AltSchools was founded in 2014 by Max Ventilla, a former Google hotshot, and sold to investors including Mark Zuckerberg as ‘technology-infused schools’ that would ‘revolutionise education’. At Google, Ventilla was working on building user technology profiles based on online search history, emails, Google Maps usage and YouTube viewing. His idea was to bring a similar approach to education. While students would still cover the national curriculum ‘play lists’ of lessons would take their personal interests into account as well.

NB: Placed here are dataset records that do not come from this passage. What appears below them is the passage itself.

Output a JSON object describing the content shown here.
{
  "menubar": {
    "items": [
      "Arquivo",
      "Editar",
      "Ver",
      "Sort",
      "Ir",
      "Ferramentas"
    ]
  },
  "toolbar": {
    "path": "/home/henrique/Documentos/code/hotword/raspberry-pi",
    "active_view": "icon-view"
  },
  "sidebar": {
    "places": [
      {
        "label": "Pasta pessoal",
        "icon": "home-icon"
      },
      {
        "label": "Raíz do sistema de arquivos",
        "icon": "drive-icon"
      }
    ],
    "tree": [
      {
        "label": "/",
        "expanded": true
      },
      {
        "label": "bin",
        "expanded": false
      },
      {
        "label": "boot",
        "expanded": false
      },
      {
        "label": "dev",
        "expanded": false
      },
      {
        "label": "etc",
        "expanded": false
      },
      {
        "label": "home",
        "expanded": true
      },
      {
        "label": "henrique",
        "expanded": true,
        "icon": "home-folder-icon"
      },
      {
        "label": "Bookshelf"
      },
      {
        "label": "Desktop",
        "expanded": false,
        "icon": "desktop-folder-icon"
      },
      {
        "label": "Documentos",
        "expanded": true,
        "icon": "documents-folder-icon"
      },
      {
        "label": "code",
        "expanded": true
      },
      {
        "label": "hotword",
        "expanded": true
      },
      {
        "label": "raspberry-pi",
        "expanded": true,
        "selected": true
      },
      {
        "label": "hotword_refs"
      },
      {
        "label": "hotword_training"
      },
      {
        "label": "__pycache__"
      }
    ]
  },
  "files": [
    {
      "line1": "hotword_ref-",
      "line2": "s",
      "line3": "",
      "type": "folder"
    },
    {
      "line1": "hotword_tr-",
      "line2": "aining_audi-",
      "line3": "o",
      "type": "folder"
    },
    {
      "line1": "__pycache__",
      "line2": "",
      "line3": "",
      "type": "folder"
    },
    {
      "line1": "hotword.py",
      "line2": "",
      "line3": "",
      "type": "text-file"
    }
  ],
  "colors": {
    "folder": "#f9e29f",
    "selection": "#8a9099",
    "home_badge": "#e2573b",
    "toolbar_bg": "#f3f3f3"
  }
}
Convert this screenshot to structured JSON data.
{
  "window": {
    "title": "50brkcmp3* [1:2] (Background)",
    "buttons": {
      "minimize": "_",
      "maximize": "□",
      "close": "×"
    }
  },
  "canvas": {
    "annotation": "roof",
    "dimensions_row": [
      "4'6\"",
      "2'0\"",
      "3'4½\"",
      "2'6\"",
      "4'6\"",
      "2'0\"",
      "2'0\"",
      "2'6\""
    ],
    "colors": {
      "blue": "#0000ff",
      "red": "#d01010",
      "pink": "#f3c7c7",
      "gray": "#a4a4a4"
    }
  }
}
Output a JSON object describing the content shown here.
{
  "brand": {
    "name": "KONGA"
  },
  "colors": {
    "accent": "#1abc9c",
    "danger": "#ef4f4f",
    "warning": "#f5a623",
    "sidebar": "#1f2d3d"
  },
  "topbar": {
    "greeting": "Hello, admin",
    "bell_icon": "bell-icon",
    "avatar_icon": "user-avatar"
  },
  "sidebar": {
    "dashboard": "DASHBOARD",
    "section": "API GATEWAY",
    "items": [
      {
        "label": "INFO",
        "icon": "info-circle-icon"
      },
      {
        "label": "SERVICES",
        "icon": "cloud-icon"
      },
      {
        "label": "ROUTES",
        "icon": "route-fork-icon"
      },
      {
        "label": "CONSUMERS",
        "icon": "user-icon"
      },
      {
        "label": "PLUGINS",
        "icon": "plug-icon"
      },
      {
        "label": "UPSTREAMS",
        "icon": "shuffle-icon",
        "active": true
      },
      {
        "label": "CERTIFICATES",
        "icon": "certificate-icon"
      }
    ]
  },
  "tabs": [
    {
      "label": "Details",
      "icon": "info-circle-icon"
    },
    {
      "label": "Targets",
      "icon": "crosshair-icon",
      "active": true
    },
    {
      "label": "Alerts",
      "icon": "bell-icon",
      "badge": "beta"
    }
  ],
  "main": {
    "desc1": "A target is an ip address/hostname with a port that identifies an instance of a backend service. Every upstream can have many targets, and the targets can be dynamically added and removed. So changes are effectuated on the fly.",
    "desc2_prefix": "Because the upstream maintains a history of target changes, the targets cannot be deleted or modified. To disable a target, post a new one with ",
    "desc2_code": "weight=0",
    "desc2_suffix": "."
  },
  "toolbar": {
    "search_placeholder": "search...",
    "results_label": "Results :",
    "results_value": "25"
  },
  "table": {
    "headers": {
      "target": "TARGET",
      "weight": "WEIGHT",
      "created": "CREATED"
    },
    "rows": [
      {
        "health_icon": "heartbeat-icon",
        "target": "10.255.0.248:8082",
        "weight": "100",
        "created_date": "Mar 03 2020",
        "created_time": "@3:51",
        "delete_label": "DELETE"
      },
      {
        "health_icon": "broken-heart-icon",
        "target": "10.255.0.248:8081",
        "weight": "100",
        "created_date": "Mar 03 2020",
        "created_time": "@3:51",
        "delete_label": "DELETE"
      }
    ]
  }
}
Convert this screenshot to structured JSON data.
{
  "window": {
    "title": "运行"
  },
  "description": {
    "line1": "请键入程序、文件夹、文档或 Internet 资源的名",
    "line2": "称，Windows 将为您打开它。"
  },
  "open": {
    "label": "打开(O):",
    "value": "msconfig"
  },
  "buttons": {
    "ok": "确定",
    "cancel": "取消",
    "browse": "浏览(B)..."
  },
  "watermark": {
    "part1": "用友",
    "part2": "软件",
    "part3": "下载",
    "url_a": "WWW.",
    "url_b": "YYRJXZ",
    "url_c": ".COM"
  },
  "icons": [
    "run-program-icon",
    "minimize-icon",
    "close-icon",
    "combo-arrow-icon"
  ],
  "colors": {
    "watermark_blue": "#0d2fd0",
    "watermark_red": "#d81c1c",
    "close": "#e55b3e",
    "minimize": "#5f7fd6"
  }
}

AltSchools are feature video cameras that record lessons and plays, laptops and tablets aplenty, robots, 3D printers and a custom software suite intended to provide a highly customised curriculum based on a child’s interests, ability and even cultural background. The New Yorker stated that AltSchools was planning on opening 5 more schools by the end of the year. Instead, less than 6 months on, Altschools has instead announced that it is closing two of its schools. The company recently stated that new schools would also not be opened for now with the company re-focusing on the software side of operations and a business model of selling it into schools rather than running schools itself.
Despite charging the parents of pupils enrolled in AltSchool $30,000 a year in tuition fees, they have been suffering significant losses. The company has also been having difficulties convincing school districts with limited budgets to buy its technology. With neither branch of the business meeting expectations AltSchools has decided to sacrifice the schools network due to the weight of logistics demands around opening and operating schools and to focus on software sales.
The future of technology in education has long been an area of keen debate and the difficulties AltSchools have encountered brings this back into focus. It is widely recognised that with only 3% of education currently digitalised the sector is behind the curve when it comes to both taking advantage of technology and also in preparing students for the tech-focused economy they will one day have to find work in. However, introducing modern technology into the schools system is both expensive from the point of view of the hardware and software and also in training teachers on its integration into the curriculum. The fact that even the company building software for education has struggled to run schools based on it is testament to the difficulty that bottleneck represents.
Parents of children who have or are attending AltSchools have also been cited as commenting that they believe pupils benefit more from the small classrooms and specialist teaching than the ‘magic’ of the company’s software. With a yearly cost to schools of between $150 and $500 a pupil, it is also outside of the budget many schools can afford.
Hopefully AltSchools’ pivot will allow the company to refocus and make a meaningful contribution to the development of how technology is used in education going forward. Nonetheless, its struggles, despite the backing and finance of some of the biggest names in tech highlight that the challenges involved in bringing everyday school education into the modern world.